HOW THEY MET: In 2011, Wilkinson — a former soloist for the Ballet Russe de Monte Carlo and the first black woman to dance full time for a major ballet company — was introduced to Copeland at an event in Harlem celebrating diversity in dance. They instantly clicked. Copeland's schedule with American Ballet Theatre permitting, they talk often on the phone and, when possible, enjoy meeting at Ed's Chowder House, near Lincoln Center in Manhattan.
Wilkinson: I saw Misty in a documentary years ago, on television. She was a little girl at the time — 15, I think. We don't term dancers as prodigies in ballet, but she had this breathtaking physical ability. I got on my knees right there and prayed. I said, "Please bless this young girl and let her go on and develop." And I waited and waited and hoped to see her in a performance. Nothing. Then I went to Giselle a few years ago and there was something in the soloist's whole sense of touch. The foot to the floor. She had a brio and élan and a lightness about her that none of the other dancers had. When she came onstage, it was like a breath of air. And I thought, Who's that? And it was Misty. I will never forget our first meeting. I was instantly struck by her. She has this lovely body — her legs, her arms and her beautiful face. And she speaks so beautifully, too. We talked about her experiences in the ballet and mine.
Copeland: The first time I heard Raven's name was when I saw the 2005 documentary Ballets Russes. I hadn't known about American ballerinas who had to go to Europe to dance because of their brown skin. When I learned about Raven, I cried. I felt so connected to her. Eventually my manager had heard me mention Raven in so many interviews that she decided to look her up, and we learned she lived around the corner from me in New York! When we finally met and I saw her small stature, so similar to mine, I hugged her tight. We've been connected ever since.
Wilkinson: One of my favorite memories is Misty's wedding reception last year. I did some dancing, twisted my hips a bit. I'm 82 now, so it takes a bit of twisting to do some twisting!
Copeland: She comes to every important show I have. No matter what's happening in her life, she thinks of others.
Wilkinson: Her presence on the stage has brought people you would hardly ever see to the ballet. It's extraordinary when she's dancing. The plaza of Lincoln Center is just packed with people — packed with people! — coming to see her dance.
Copeland: Raven has faced far more obstacles with race than I have, and she is still so optimistic about everything. It's interesting that she, a black ballerina, made me stop looking at myself as just a black ballerina.
Wilkinson: Misty says that I am her mentor, but I tell her, it's the other way around. Sometimes I get upset about something, and I think, Misty wouldn't be upset. She would look at this differently. I look to her as an example of how to think and how to learn and how to behave. Because we are all still learning. Even at 82, I am always learning.
HOW THEY MET: Though they met briefly in 2004, they bonded in 2005 when Apfel asked Bittar if she could wear samples of his jewelry to her big show of hats, shoes, costume jewelry and ensembles at New York's Metropolitan Museum of Art.
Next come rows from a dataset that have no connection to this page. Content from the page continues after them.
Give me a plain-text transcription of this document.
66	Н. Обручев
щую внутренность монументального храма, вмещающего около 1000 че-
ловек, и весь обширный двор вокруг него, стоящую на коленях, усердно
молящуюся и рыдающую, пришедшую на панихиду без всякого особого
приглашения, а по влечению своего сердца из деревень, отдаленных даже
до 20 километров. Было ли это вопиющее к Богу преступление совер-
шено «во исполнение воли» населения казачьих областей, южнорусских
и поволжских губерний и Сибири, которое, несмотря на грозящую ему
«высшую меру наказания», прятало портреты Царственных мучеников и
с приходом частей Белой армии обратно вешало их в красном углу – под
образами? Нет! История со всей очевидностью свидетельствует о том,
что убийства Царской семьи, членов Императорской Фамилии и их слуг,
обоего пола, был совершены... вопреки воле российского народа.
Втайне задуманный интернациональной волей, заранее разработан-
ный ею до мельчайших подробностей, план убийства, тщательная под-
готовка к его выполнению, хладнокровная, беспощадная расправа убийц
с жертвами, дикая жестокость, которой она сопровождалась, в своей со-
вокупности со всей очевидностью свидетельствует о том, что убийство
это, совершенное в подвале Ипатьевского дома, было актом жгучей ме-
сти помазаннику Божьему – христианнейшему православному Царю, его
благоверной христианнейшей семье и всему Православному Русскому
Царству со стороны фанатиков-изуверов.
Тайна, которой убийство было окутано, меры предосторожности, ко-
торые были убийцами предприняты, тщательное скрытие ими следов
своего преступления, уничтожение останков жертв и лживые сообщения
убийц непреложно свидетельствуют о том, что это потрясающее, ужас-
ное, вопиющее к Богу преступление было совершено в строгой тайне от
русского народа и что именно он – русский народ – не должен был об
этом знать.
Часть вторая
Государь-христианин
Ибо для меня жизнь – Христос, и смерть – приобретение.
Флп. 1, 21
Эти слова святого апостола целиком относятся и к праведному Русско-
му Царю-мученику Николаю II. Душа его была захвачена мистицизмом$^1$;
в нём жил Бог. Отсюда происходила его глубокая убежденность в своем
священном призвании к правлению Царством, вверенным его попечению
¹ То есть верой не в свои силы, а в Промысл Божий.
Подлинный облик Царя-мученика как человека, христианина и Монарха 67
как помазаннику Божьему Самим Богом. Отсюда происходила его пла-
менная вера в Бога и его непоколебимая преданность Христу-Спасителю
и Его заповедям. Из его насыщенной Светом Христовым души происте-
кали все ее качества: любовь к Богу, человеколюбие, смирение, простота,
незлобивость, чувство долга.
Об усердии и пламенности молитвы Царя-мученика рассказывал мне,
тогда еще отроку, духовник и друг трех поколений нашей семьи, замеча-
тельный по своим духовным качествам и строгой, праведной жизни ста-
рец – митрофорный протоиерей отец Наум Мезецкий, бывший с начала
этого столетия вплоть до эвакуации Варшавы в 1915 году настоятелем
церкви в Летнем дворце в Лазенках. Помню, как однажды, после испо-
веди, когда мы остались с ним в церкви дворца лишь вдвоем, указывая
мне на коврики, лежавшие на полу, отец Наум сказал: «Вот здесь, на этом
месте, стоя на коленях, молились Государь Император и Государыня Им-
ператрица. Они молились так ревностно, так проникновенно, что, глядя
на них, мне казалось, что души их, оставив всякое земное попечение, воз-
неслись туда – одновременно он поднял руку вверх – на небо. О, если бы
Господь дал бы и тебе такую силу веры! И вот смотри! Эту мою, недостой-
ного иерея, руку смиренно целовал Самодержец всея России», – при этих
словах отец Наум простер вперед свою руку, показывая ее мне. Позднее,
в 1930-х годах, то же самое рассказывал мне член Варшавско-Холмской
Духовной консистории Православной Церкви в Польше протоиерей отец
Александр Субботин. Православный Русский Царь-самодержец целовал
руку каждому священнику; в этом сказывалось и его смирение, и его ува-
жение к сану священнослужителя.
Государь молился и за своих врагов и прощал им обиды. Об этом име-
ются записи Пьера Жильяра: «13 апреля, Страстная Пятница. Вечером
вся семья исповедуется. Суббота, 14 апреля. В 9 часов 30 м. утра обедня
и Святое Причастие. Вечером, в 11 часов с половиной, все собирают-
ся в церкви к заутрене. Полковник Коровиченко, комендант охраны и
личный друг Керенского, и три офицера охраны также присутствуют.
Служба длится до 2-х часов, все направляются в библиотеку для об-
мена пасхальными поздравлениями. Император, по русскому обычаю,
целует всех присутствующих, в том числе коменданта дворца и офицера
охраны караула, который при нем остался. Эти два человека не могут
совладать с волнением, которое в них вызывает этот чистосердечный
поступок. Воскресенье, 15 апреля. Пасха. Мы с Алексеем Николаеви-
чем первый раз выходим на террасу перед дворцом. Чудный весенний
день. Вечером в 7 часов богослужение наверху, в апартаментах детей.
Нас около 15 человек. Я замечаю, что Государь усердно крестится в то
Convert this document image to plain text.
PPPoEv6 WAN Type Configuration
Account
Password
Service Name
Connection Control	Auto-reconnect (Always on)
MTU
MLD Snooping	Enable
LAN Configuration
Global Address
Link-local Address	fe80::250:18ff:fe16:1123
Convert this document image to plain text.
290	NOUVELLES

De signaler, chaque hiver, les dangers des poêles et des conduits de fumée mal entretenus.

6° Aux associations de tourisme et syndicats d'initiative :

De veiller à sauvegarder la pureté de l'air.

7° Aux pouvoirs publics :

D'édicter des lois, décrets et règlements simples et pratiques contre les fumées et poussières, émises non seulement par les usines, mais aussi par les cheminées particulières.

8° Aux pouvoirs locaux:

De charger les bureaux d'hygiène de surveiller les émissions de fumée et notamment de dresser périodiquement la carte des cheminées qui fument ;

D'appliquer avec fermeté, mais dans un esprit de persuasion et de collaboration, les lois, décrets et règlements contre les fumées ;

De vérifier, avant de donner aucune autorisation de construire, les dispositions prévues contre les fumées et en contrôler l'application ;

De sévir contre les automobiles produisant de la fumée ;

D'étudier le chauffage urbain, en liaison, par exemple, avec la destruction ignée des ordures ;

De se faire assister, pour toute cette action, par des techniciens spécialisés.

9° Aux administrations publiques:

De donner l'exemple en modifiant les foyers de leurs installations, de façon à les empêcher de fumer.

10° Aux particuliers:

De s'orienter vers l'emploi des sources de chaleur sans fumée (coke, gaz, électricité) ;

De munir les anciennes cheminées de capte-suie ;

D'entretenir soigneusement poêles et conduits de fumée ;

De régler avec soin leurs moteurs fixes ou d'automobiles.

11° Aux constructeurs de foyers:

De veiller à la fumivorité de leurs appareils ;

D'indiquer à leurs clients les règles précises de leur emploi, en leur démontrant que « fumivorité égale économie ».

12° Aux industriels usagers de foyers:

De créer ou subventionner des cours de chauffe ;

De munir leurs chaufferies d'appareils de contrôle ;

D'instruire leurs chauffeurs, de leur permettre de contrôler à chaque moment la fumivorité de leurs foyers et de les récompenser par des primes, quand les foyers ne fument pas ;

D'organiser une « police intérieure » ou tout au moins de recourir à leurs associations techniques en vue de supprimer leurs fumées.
Bittar declined; he needed them. "I ran into her after that," he remembers. "I said, 'Iris, I saw the show. I loved it.' She hit me on the head and said, 'You bozo! I wanted to wear your designs at the opening, to show them off!' "
Bittar: We bonded over a multitude of things, and I also loved her late husband and their relationship together. Carl was amazing. They seemed literally inseparable until he died in 2015. We'd all talk about fashion, their business, my business, our childhoods. If you have a true friendship, it's amazing what unfolds.
Apfel: Alexis is almost exactly half my age. I don't think age has much to do with friendship. Most of my friends are half my age. I don't feel like I'm 95. I don't feel, with my friends, that they consider me old. They just consider me a friend. Alexis has a winning personality, and I have great respect for the work he's accomplished. He started selling vintage stuff on the streets years ago; then he started making jewelry, and he built it into a terrific business.
Bittar: We're both obsessed with the deterioration of communication because of cellphones and the rise of social media. We can dig into that conversation.